売れている本のようだ。図書館関係の本としては、異例のベストセラーといっていいかもしれない。

読んで思うこととしては、次の二点ばかりを書いておく。

第一には、読んで面白いこと。

「100万回死んだねこ」は、無論、「100万回生きたねこ」の覚え間違いである。(この絵本は、うちの子どもが小さいころに買ってきて読んだのを覚えている。絵本としては、有名なものである。)

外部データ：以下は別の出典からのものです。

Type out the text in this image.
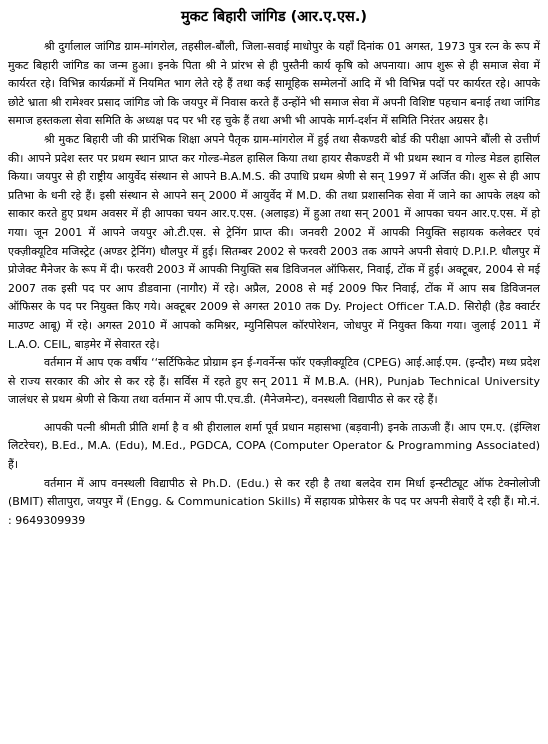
मुकट बिहारी जांगिड (आर.ए.एस.)

श्री दुर्गालाल जांगिड ग्राम-मांगरोल, तहसील-बौंली, जिला-सवाई माधोपुर के यहाँ दिनांक 01 अगस्त, 1973 पुत्र रत्न के रूप में मुकट बिहारी जांगिड का जन्म हुआ। इनके पिता श्री ने प्रांरभ से ही पुस्तैनी कार्य कृषि को अपनाया। आप शुरू से ही समाज सेवा में कार्यरत रहे। विभिन्न कार्यक्रमों में नियमित भाग लेते रहे हैं तथा कई सामूहिक सम्मेलनों आदि में भी विभिन्न पदों पर कार्यरत रहे। आपके छोटे भ्राता श्री रामेश्वर प्रसाद जांगिड जो कि जयपुर में निवास करते हैं उन्होंने भी समाज सेवा में अपनी विशिष्ट पहचान बनाई तथा जांगिड समाज हस्तकला सेवा समिति के अध्यक्ष पद पर भी रह चुके हैं तथा अभी भी आपके मार्ग-दर्शन में समिति निरंतर अग्रसर है।

श्री मुकट बिहारी जी की प्रारंभिक शिक्षा अपने पैतृक ग्राम-मांगरोल में हुई तथा सैकण्डरी बोर्ड की परीक्षा आपने बौंली से उत्तीर्ण की। आपने प्रदेश स्तर पर प्रथम स्थान प्राप्त कर गोल्ड-मेडल हासिल किया तथा हायर सैकण्डरी में भी प्रथम स्थान व गोल्ड मेडल हासिल किया। जयपुर से ही राष्ट्रीय आयुर्वेद संस्थान से आपने B.A.M.S. की उपाधि प्रथम श्रेणी से सन् 1997 में अर्जित की। शुरू से ही आप प्रतिभा के धनी रहे हैं। इसी संस्थान से आपने सन् 2000 में आयुर्वेद में M.D. की तथा प्रशासनिक सेवा में जाने का आपके लक्ष्य को साकार करते हुए प्रथम अवसर में ही आपका चयन आर.ए.एस. (अलाइड) में हुआ तथा सन् 2001 में आपका चयन आर.ए.एस. में हो गया। जून 2001 में आपने जयपुर ओ.टी.एस. से ट्रेनिंग प्राप्त की। जनवरी 2002 में आपकी नियुक्ति सहायक कलेक्टर एवं एक्ज़ीक्यूटिव मजिस्ट्रेट (अण्डर ट्रेनिंग) धौलपुर में हुई। सितम्बर 2002 से फरवरी 2003 तक आपने अपनी सेवाएं D.P.I.P. धौलपुर में प्रोजेक्ट मैनेजर के रूप में दी। फरवरी 2003 में आपकी नियुक्ति सब डिविजनल ऑफिसर, निवाई, टोंक में हुई। अक्टूबर, 2004 से मई 2007 तक इसी पद पर आप डीडवाना (नागौर) में रहे। अप्रैल, 2008 से मई 2009 फिर निवाई, टोंक में आप सब डिविजनल ऑफिसर के पद पर नियुक्त किए गये। अक्टूबर 2009 से अगस्त 2010 तक Dy. Project Officer T.A.D. सिरोही (हैड क्वार्टर माउण्ट आबू) में रहे। अगस्त 2010 में आपको कमिश्नर, म्युनिसिपल कॉरपोरेशन, जोधपुर में नियुक्त किया गया। जुलाई 2011 में L.A.O. CEIL, बाड़मेर में सेवारत रहे।

वर्तमान में आप एक वर्षीय ‘‘सर्टिफिकेट प्रोग्राम इन ई-गवर्नेन्स फॉर एक्ज़ीक्यूटिव (CPEG) आई.आई.एम. (इन्दौर) मध्य प्रदेश से राज्य सरकार की ओर से कर रहे हैं। सर्विस में रहते हुए सन् 2011 में M.B.A. (HR), Punjab Technical University जालंधर से प्रथम श्रेणी से किया तथा वर्तमान में आप पी.एच.डी. (मैनेजमेन्ट), वनस्थली विद्यापीठ से कर रहे हैं।

आपकी पत्नी श्रीमती प्रीति शर्मा है व श्री हीरालाल शर्मा पूर्व प्रधान महासभा (बड़वानी) इनके ताऊजी हैं। आप एम.ए. (इंग्लिश लिटरेचर), B.Ed., M.A. (Edu), M.Ed., PGDCA, COPA (Computer Operator & Programming Associated) हैं।

वर्तमान में आप वनस्थली विद्यापीठ से Ph.D. (Edu.) से कर रही है तथा बलदेव राम मिर्धा इन्स्टीट्यूट ऑफ टेक्नोलोजी (BMIT) सीतापुरा, जयपुर में (Engg. & Communication Skills) में सहायक प्रोफेसर के पद पर अपनी सेवाएँ दे रही हैं। मो.नं. : 9649309939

この他、いろんな本のいろんな覚え間違いが紹介されている。どうしたらこんなふうに思い間違えることができるのか、読んでいてふと笑ってしまうような事例が多い。

第二には、図書館、司書の存在意義について。

利用者から本を探しているという依頼があった場合、なぜ司書は、そんなに丹念に探索することになるのか。まさに、司書という職業の存在意義が、ここで問われることになる。また、図書館とは何のためにあるのか。図書館の存在が、根底から問いかけられもする。

このことに、この本はある意味できちんと答えている。

以上の二点が、この本を読んで思うことなどである。

それから、さらに書いてみるならば……本を探すとき、あるいは、何かを検索するとき、漢字ではなく、ひらがなの読みで検索するとうまくいくことがある、これは、非常に重要なヒントである。図書館の蔵書検索だけではなく、一般のネット検索にも応用できる。